Blessing in the Land of Affliction – Genesis 41-44
January 27, 2019
We’ve seen Joseph at a place where everything bad is happening to him. He’s experienced undeserved suffering. He was abused and betrayed by his brothers; sold as a slave and taken to a country far from home when he was just a teenager; imprisoned by his master, even though Joseph was surely the most capable and trustworthy slave ever. And then he suffered, forgotten in prison in a land far from home.
That’s the point in life where you ask those questions like: How could a loving God let this happen? Surely, he’s abandoned his child; he wasn’t powerful enough to prevent it; or maybe he just doesn’t exist.
Throughout the narrative, though, we’ve been given hints that God was with Joseph through it all. He hadn’t abandoned his child, and he wasn’t lacking the power to influence the circumstances.
And finally we start to see God turning things around for Joseph.
We’re going to look at this turning-around in its context for a minute – not just the context of the Joseph narrative, but the context of the book of Genesis.
And what I really want us to look at is the theme of blessing that is throughout the book.
It starts in the first chapter. As soon as people are created, the first thing God does is bless them. And the blessing has to do with children, land, and ruling. Both the people and the land are fruitful.
This is all happening in the perfect garden of Eden. But as you know, the people mess that up. They rebel against God and now there’s a curse in play. The curse affects child-bearing, distorts the ruling part of blessing, and they get expelled from the fruitful Eden-land.
Now, throughout the book of Genesis, there is this tension between curse and blessing.
This book really is a literary masterpiece in the way these two are played against each other.
Sin is what caused the curse, and sin continues to interfere with the blessing.
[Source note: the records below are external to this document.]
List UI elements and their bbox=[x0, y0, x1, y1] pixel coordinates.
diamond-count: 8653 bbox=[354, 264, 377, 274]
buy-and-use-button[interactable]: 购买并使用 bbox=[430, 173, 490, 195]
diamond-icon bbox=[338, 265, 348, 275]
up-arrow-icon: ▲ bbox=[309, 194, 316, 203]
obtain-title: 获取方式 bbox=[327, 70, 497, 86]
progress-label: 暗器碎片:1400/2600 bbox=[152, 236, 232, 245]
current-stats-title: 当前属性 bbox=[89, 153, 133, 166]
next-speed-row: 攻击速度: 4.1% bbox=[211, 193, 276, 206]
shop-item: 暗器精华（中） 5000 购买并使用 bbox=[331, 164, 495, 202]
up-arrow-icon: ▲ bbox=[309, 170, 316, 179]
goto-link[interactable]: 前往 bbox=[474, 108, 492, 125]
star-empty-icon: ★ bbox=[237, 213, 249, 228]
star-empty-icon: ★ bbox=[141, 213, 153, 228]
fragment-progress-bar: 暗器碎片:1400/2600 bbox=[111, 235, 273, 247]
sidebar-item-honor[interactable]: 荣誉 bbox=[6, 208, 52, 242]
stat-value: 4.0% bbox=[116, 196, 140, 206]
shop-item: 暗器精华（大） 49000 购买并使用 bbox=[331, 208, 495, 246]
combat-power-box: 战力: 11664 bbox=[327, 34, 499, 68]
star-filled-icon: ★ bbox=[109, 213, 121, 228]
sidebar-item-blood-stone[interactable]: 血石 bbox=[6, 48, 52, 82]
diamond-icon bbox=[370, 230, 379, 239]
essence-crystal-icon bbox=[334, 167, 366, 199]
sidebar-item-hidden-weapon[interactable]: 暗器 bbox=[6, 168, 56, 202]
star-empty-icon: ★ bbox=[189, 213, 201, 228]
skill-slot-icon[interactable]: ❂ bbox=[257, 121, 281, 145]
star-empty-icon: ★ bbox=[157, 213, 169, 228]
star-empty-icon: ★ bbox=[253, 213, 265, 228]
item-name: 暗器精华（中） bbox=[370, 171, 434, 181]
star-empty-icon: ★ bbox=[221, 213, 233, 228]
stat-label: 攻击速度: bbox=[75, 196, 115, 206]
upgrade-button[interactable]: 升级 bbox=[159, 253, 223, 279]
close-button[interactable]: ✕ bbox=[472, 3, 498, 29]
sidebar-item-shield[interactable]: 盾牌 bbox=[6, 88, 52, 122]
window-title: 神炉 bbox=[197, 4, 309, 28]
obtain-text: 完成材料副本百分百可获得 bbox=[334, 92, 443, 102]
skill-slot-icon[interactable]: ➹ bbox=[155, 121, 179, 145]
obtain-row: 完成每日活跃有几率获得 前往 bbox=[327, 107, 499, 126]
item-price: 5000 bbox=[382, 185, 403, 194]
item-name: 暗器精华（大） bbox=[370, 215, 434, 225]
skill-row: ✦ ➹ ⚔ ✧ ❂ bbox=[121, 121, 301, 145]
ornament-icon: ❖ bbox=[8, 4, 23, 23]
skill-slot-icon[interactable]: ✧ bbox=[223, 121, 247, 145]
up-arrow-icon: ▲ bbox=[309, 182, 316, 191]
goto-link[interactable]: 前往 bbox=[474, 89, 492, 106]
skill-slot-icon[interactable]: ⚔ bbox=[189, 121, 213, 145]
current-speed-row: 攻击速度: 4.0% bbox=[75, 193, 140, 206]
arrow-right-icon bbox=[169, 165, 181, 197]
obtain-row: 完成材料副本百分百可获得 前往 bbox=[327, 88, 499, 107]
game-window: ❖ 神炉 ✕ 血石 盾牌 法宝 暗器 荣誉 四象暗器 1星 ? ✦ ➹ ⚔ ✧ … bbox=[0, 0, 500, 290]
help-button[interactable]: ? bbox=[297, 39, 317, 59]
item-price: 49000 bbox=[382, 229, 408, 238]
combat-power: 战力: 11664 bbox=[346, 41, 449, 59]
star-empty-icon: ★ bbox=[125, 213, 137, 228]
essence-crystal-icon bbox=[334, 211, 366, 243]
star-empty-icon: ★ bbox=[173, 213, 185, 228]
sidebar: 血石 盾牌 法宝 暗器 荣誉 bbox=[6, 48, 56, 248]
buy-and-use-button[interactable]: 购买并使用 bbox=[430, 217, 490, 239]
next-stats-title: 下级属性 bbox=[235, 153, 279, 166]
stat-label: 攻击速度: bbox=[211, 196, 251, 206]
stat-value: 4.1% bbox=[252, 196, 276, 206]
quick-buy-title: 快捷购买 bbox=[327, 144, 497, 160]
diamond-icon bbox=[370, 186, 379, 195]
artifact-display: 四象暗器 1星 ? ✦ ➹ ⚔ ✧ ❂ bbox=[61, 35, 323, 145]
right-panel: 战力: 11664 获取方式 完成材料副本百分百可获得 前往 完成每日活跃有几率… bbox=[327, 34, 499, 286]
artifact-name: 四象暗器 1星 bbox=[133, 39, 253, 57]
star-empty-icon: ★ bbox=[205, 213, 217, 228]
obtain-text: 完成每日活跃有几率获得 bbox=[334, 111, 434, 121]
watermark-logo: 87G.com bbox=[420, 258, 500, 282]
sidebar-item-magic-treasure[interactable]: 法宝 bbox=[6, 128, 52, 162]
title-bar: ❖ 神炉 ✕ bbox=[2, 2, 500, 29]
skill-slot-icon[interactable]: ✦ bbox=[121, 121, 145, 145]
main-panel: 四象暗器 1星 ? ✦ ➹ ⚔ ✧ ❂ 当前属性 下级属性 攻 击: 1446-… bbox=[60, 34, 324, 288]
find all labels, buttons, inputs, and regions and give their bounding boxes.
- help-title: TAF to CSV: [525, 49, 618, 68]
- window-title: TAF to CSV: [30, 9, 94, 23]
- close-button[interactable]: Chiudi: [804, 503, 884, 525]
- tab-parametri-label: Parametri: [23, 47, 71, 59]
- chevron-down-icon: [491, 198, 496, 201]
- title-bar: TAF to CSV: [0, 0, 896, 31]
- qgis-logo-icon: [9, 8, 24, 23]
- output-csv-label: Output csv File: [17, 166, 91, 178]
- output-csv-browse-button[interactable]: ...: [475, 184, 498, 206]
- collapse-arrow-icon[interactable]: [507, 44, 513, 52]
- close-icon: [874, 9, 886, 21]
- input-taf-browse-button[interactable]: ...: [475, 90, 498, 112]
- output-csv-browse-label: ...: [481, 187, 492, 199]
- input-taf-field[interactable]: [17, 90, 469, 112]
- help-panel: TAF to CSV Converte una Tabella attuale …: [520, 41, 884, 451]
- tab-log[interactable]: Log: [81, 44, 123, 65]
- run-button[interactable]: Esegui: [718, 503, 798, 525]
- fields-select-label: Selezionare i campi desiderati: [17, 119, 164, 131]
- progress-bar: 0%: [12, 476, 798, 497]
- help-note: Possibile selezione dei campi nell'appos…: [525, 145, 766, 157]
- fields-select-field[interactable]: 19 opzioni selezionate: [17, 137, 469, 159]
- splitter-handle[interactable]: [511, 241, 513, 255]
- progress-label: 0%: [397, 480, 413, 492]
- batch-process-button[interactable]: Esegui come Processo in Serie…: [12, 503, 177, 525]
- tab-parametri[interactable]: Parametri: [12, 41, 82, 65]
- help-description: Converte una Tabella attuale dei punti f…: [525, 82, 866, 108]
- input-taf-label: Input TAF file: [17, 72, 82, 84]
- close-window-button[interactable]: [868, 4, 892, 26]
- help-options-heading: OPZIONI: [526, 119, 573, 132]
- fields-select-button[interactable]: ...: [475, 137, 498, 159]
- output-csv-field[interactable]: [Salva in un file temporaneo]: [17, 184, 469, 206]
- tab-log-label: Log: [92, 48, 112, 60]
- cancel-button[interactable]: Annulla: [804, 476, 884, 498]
The rest of the book is designed to show us that while the curse persists, so does the blessing, and no matter what people may do to try and thwart it, God is devoted to the blessing.
Genesis records some pretty heinous sin and we wonder why. But those narratives are part of the masterpiece.
We read of the people’s sin and the suffering and corruption it causes, and we think, “oh no, the curse has won out; the blessing is dead.” But then we’re given hints of hope, and those hints are almost always is given with blessing-language. The author uses words, phrases, or images from the original blessing in new context to remind us blessing is still alive.